Postcard from MediaCityUK, Manchester

MediaCityUK, the stylish new home in Salford Quays, Manchester of the BBC, Granada Drama, ITV, Google and other media organisations. Interesting to visit just now as the BBC is beginning to populate these bold new buildings.


Fast train to Manchester direct from London Euston, efficient transfer to a street tram. Emerging from under ground the first thing I saw was lawyers in olde worlde wigs outside Law Courts; soon followed by the Bridgewater concert hall,  the tram then rolling high above canals, an earlier transport system that first brought great wealth here.
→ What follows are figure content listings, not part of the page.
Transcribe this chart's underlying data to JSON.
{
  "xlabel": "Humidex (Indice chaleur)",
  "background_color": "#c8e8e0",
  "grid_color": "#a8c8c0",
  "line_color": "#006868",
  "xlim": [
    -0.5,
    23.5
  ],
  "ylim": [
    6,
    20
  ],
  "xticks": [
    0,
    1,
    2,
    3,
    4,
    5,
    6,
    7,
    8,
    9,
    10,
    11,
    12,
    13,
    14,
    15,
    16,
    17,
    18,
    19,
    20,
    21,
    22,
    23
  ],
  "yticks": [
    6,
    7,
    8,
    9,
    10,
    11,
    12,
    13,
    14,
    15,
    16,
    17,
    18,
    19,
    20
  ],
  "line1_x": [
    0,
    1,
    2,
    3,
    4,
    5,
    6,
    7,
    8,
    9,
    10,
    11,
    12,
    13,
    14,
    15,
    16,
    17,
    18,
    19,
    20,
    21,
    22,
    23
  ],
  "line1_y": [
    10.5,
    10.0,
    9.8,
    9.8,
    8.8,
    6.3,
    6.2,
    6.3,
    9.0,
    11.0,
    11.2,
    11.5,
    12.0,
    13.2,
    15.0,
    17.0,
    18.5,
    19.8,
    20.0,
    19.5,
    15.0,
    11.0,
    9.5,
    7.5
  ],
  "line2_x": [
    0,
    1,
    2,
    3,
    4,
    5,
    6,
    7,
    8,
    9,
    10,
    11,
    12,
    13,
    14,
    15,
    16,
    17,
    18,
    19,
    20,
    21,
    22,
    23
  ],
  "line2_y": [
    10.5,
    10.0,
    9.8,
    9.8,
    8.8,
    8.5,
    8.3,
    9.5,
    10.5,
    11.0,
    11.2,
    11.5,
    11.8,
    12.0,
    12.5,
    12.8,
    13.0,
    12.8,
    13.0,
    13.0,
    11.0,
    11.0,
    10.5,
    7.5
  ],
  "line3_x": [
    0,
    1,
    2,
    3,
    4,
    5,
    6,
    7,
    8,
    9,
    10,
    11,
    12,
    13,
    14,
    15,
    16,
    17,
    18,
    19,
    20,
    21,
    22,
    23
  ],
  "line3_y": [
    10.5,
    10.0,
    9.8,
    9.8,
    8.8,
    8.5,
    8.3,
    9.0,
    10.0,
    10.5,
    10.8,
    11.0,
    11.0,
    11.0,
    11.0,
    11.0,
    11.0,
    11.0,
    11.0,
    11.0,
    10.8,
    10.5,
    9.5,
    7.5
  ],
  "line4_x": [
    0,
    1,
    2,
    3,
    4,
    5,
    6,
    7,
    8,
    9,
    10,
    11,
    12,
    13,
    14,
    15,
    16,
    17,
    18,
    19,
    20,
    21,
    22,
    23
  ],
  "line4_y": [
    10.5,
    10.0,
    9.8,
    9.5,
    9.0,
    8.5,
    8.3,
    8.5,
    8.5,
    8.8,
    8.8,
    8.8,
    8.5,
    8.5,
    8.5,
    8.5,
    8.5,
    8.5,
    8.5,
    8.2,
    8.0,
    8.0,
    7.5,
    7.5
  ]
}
The tram, still with a driver (unlike the London Docklands light railways - are we learning something here or is it just than Manchester trams need human eyes to avoid collisions with Mancunians?) rolls on through post-industrialised cityscape of railways and warehouses to share this terminus with a concentration of docks near the terminus of the Manchester Ship Canal.

 

A confluence of transport system histories, a clash of architectural styles and bold planning that may some day live up to the bold name: Media City UK.

Great names from the past adorn the landscape like lucky charms: the Lowry shopping centre, art gallery and theatre (lot of chain restaurants but no supermarket, does no-one live really here yet) and the Brian Redhead room (he co-presented the morning radio current affairs programme “Today” for a while from BBC Manchester with his colleague John Timpson in London).

 

I made time for a quick look around the Lowry gallery: a fine display of more than 400 of his artefacts including some of his most famous work. His paintings still look clear and vivid, some of them he never lacquered. His trademark stick-like figures looking bent over by an unseen pressure like the people around MediaCityUK but unlike the casual stance of the majority of people in central Manchester during my visit. But his restricted palette, equally his trademark, still rings true on a day that was grey at best.

It’s easy to see the people of today scurrying against the wind still dwarfed by this new clinical  techno architecture just as L.S. Lowry’s figures were dwarfed by the dirty industrial architecture and the imperial economy which it represented. For now, not so many of them and  they are mostly construction and technical installation people; will their labour nurture here a new breed of media professionals?

And nothing much has changed outside the immediate zone of investment... yet. That’s the big question, will all this investment and participation of the big names prime the pump to create what the bold name promises, Media City UK. Watch your screens!